Crispy prawn and tapioca betel leaf and spanner crab, galangal, roasted chilli and lime fresh betel leaf ($5.80 each). Chef Adam D’Sylva used to work at Longrain and he appears to have brought Longrain‘s signature dish across to his restaurant. The fresh leaf was a lovely delicate balance of flavours, while the crispy version was interesting texturally, with a light crunch on the outside and juicy soft spanner prawn meat on the inside. However, the crab meat was too salty for my liking and combined with the fried batter it left me gulping down water.

Hanoi style crispy rice paper rolls with nuoc nam dipping sauce ($6.80 each). A lightly fried rice paper roll which was pleasant but not spectacular.

Soft rice paper roll with pork, prawn, perilla and chive bud ($6 each).

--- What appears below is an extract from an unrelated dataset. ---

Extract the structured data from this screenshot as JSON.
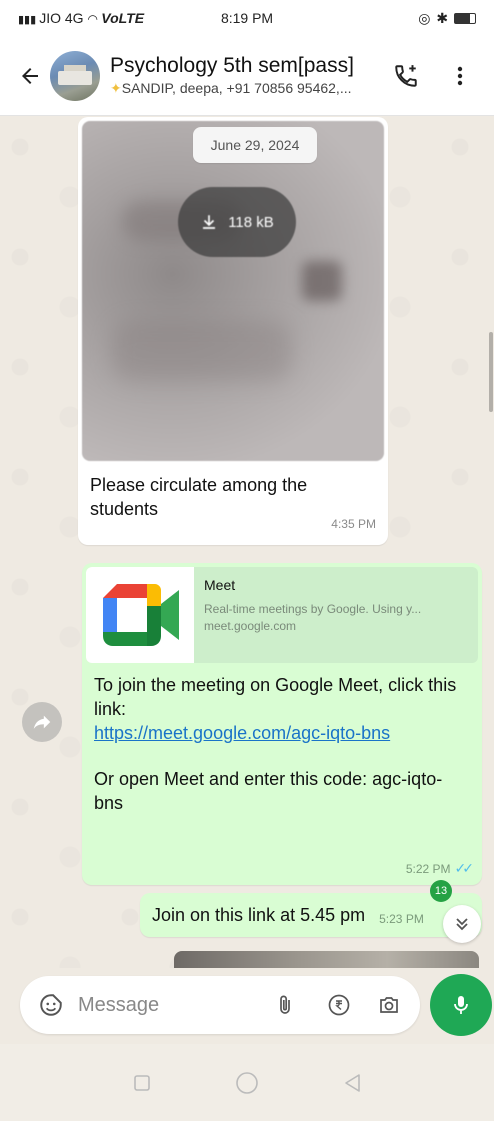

Mum said that the wrapped up prawns were way too salty.

Blackened quail ($7 each). I quite liked this dish, with a teeny juicy quail and a teeny spray of contrasting daikon and shiso salad.

Coda rolls ($10.80 each). When these came out Mum was like ‘What?? Spring rolls?’. Not quite, Mum. An unusual combination of super rich bone marrow, ginger and shiitake mushrooms encased in a Chinese spring roll pastry and served with a branch of rice paddy herb and white pepper dipping sauce. I personally didn’t love it only because I’ve now realised that I’m actually not such a fan of bone marrow, but it was certainly the most creative dish we ordered and the furthest departure from traditional Vietnamese/Thai fare. But notice the price for each fried morsel.

Roasted yellow duck curry ($36). This dish had nice big chunks of meat but unfortunately the curry sauce was distinctly salty and not sufficiently tempered by the jasmine rice. And I’m not fussy with my rice but even I have to admit it was dry – how is it possible to stuff up steamed rice? Oh the ignominy of paying $5 for dry rice!

While dessert is normally a must-do for us, we were so uninspired with our experience by then (and conscious of our mounting bill) that we gave it a miss.

To top off the disappointing evening, when I came home RM said to me ‘Where have you been? You smell like a kitchen!’. And yes, my clothes and my hair all smelled like I’d just been cooking inside a greasy Chinese restaurant. Luckily I wasn’t wearing anything that couldn’t be thrown in the wash quickly, but I wouldn’t want to pay $40 a head for dinner (without drinks) only to have to get my suit or silk dress dry-cleaned as well.

So there you have it.  Our main complaint was that the food at Coda, while generally good and beautifully presented, wasn’t that much more outstanding than the fare on offer in Victoria Street. I know that the eateries of Victoria Street provide a different dining experience (expect no service, flourescent lighting, plastic plates) but I’m willing to be seated at wipe-down plastic table if I can eat similar, albeit less sophisticated,  food for much, much cheaper. Maybe I would have been better off if I’d stuck to the Italian/French dishes instead? For me Coda just wasn’t good enough to deserve the two to three times mark up, sorry.